I remember the feeling inside me when I first read about BAN, what it was about and that there was a support group in the place I lived. Not only had my husband left me, but he had betrayed me and the pain, hurt and sadness was in reality, unbearable. I was so anxious to be able to attend a BAN support group. Knowing you are not alone and you are not insane and it is okay to feel what you are feeling really does give you permission to grieve your loss. In all this confusion to know that all you are experiencing is "normal" is such a relief! It is amazing that we all have different stories, yet the common denominator is we all feel the same pain and are able to talk openly knowing each and everyone of us understands exactly what the other is going through. Having a man in the group is inspiring as you learn that they have all the same feelings and emotions, but are not as able to express them quite the same as a woman. BAN, for me, has been a major support, as well as informative and comforting. There is so much care and concern for each of us by the others in the group because we have all been there or are still there. BAN is a safe place and you can cry and even laugh and it feels okay. We truly do receive help for ourselves as well as give help to others.
I left the BAN meeting with so much going thru my mind. I did so much process and pondering that night. It gave me a little more sense of peace than when I first entered that first meeting. I was actually in the presence of others who knew exactly how I felt. I felt no shame or embarrassment when sharing my story. I was with people who knew all the emotions that have been stirring in my heart, body and soul. This is the comfort of the BAN Group.
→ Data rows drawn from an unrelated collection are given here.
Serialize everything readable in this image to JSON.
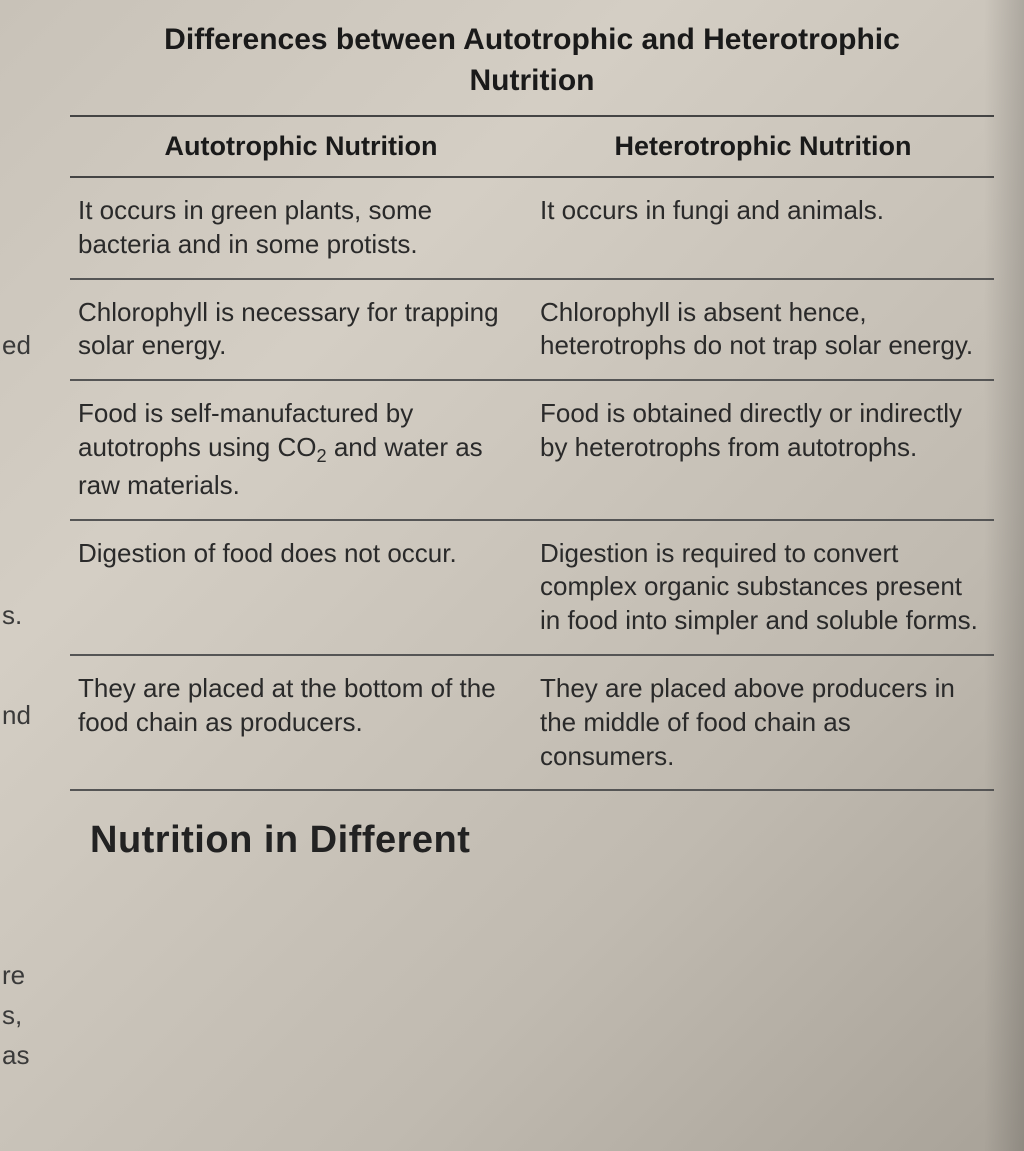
{
  "title": "Differences between Autotrophic and Heterotrophic Nutrition",
  "edge_fragments": {
    "e1": "ed",
    "e2": "s.",
    "e3": "nd",
    "e4": "re",
    "e5": "s,",
    "e6": "as"
  },
  "table": {
    "columns": [
      "Autotrophic Nutrition",
      "Heterotrophic Nutrition"
    ],
    "rows": [
      {
        "left": "It occurs in green plants, some bacteria and in some protists.",
        "right": "It occurs in fungi and animals."
      },
      {
        "left": "Chlorophyll is necessary for trapping solar energy.",
        "right": "Chlorophyll is absent hence, heterotrophs do not trap solar energy."
      },
      {
        "left_html": "Food is self-manufactured by autotrophs using CO<sub>2</sub> and water as raw materials.",
        "right": "Food is obtained directly or indirectly by heterotrophs from autotrophs."
      },
      {
        "left": "Digestion of food does not occur.",
        "right": "Digestion is required to convert complex organic substances present in food into simpler and soluble forms."
      },
      {
        "left": "They are placed at the bottom of the food chain as producers.",
        "right": "They are placed above producers in the middle of food chain as consumers."
      }
    ],
    "styling": {
      "border_color": "#444444",
      "header_fontsize": 27,
      "cell_fontsize": 26,
      "title_fontsize": 30,
      "background_color": "#cbc5bb",
      "text_color": "#2a2a2a"
    }
  },
  "footer_partial": "Nutrition in Different",
  "edge_positions": {
    "e1": 330,
    "e2": 600,
    "e3": 700,
    "e4": 960,
    "e5": 1000,
    "e6": 1040
  }
}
I am thankful to have found BAN and others who take the time to offer me the support I need at this time.
For many long, lonely years I kept the secret of my pain. A chance reading of an article about BAN in our local newspaper brought me to a meeting. Finding BAN, talking and sharing with others, marked the beginning of my healing. My pain was out of the closet and into the light. One of the most helpful aspects of BAN was listening to others' stories. It helped me to see that the pain and shame I felt were not unusual. Being in a group like this helped me to sort through the myths and misconceptions about adultery. It has been a wonderful sharing and learning experience. I do not think I could have come so far without this group experience.
I find it hard to talk about what happened with most people. I have VERY few people I can share this with. My parents and a few close friends know what happened and I am grateful for their support. Although for me the comfort is greater when the person has experienced the same or similar shock and betrayal, like the others in BAN. I never thought I would try to work through a situation like this. I always thought that I would leave a marriage if my husband had an affair. Those were all thoughts before I even met my husband because after meeting him I never thought he would have an affair. Yet here I am giving it every ounce of my being trying to build up this marriage.